Por Jorge Navarrete P. abogado Febrero 10, 2017

Fue por estos mismos días, hace recién dos años, que no se hablaba de otra cosa. Un reportaje de esta revista daba cuenta de un hecho que marcaría el devenir del gobierno, golpeando duramente al corazón del relato progresista, describiendo un caso que —en la mejor de las hipótesis— se relacionaba con el tráfico de influencias, información privilegiada y negociación incompatible. Como si fuera poco, los principales involucrados eran el hijo y la nuera de la Presidenta de la República, la que por esos días hacía uso de sus vacaciones en el lago Caburgua.
¿Era el caso Caval, aunque la denominación “Familia Dávalos-Luksic” hubiera sido más apropiada, tan grave como para literalmente haber volteado a la administración de Bachelet? Mirado con frialdad, y desde una perspectiva objetiva, probablemente no. Sin embargo, una serie de variables, más ligadas a la dimensión subjetiva, lo convirtieron en la peor pesadilla que haya enfrentado un gobierno en estas casi tres décadas de democracia.

En primer lugar, fue un duro golpe a las expectativas. Desde más alto se cae más fuerte, dice el refrán; y no pudo haber sido más inoportuno y desafortunado que se vieran involucrados en este caso los familiares de una mujer que, como fue el caso de Michelle Bachelet, criminalizó duramente el lucro injustificado, que condenó duramente “las pasadas” y que recientemente incluso había afirmado que el futuro de una persona no podía depender de quién fuera su padre o su madre.

Qué distinta pudo haber sido la historia si la presidenta interrumpía sus vacaciones y desde el Palacio de La Moneda hubiera condenado duramente los hechos.

A continuación, el escenario se agravó todavía más con una tenue y tardía reacción de la propia Presidenta de la República. Tal como lo afirmamos en su oportunidad, qué distinta pudo haber sido la historia si ella interrumpía sus vacaciones y desde el Palacio de La Moneda hubiera condenado duramente los hechos, manifestando que nada más alejado de su talante y del carácter que quería imprimirle a su gobierno, de paso pidiendo la renuncia inmediata de su hijo al cargo que en esa época desempeñaba.
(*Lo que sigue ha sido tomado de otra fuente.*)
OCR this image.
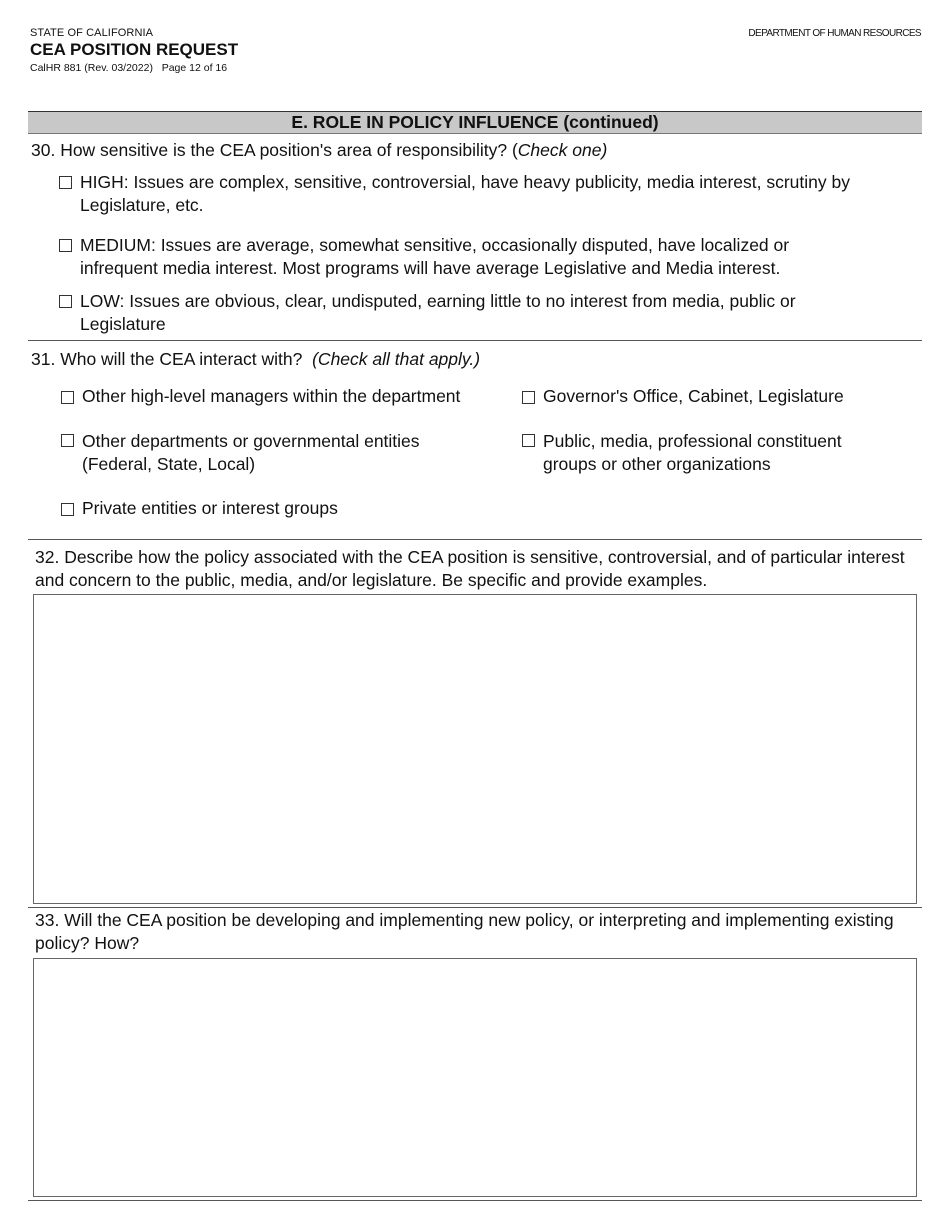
STATE OF CALIFORNIA
CEA POSITION REQUEST
CalHR 881 (Rev. 03/2022)   Page 12 of 16
DEPARTMENT OF HUMAN RESOURCES
E. ROLE IN POLICY INFLUENCE (continued)
30. How sensitive is the CEA position's area of responsibility? (Check one)
HIGH: Issues are complex, sensitive, controversial, have heavy publicity, media interest, scrutiny by Legislature, etc.
MEDIUM: Issues are average, somewhat sensitive, occasionally disputed, have localized or infrequent media interest. Most programs will have average Legislative and Media interest.
LOW: Issues are obvious, clear, undisputed, earning little to no interest from media, public or Legislature
31. Who will the CEA interact with? (Check all that apply.)
Other high-level managers within the department	Governor's Office, Cabinet, Legislature
Other departments or governmental entities (Federal, State, Local)
Public, media, professional constituent groups or other organizations
Private entities or interest groups
32. Describe how the policy associated with the CEA position is sensitive, controversial, and of particular interest and concern to the public, media, and/or legislature. Be specific and provide examples.
33. Will the CEA position be developing and implementing new policy, or interpreting and implementing existing policy? How?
Años después, Bachelet sostuvo que ella fue aconsejada en un sentido contrario, poniendo sobre la mesa ese ya reconocido recurso de la “intuición que desgraciadamente no siguió”, como también hizo en el Transantiago o con motivo de la reforma educacional.

Tercero, a esas alturas ya el país estaba entrando en un duro debate por los casos de corrupción política, los que aunque inicialmente parecieron afectar sólo a un determinado sector, terminaron por involucrar transversalmente a una significativa porción de la clase dirigente. No sólo políticos, sino también un extenso elenco de empresarios salían al ruedo todas las semanas, teniendo este caso en particular al símbolo del poder económico, me refiero al empresario Andrónico Luksic, el que tuvo que dar explicaciones por su participación personal y la institucional que le cupo al Banco de Chile.

Como si fuera poco, la investigación judicial terminó dando cuenta de la presencia de muy oscuros personajes, los que, en insospechadas trenzas y relaciones, eran partícipes de una trama que superaba la imaginación de los mismos guionistas de House of Cards. La publicación de una de esas tantas aristas motivó un hecho inédito para nuestra democracia y que significó una querella interpuesta por Michelle Bachelet contra periodistas de esta misma revista. Aunque finalmente esta fue retirada, el episodio vino sólo a refrendar el momento por el cual atravesaba la Presidenta de la República, y cómo este caso no sólo marcaría definitivamente a su gobierno, sino que también su vida y legado político.

Es probable que para muchos en el Poder Ejecutivo, estos 24 meses hayan sido una eternidad. Poner al caso Caval como único causante de los males que afectan a esta administración sería no sólo exagerado sino también condescendiente. El más devastador efecto de este episodio fue su condición catalizadora, en cuanto desnudó los peores temores en torno a un gobierno y a las capacidades de su elenco; los graves e inexplicables ripios técnicos y políticos con que se inauguró y que jamás pudo corregir; la efectiva propagación y mayor visibilidad de la corrupción pública y privada; donde finalmente esa figura indestructible, y que parecía impermeable frente a cualquier contingencia política o personal, termina encismada, perpleja y disminuida, frente a una contingencia que probablemente ha motivado más de alguna vez el arrepentimiento por la decisión de volver y asumir nuevamente la primera magistratura de la nación.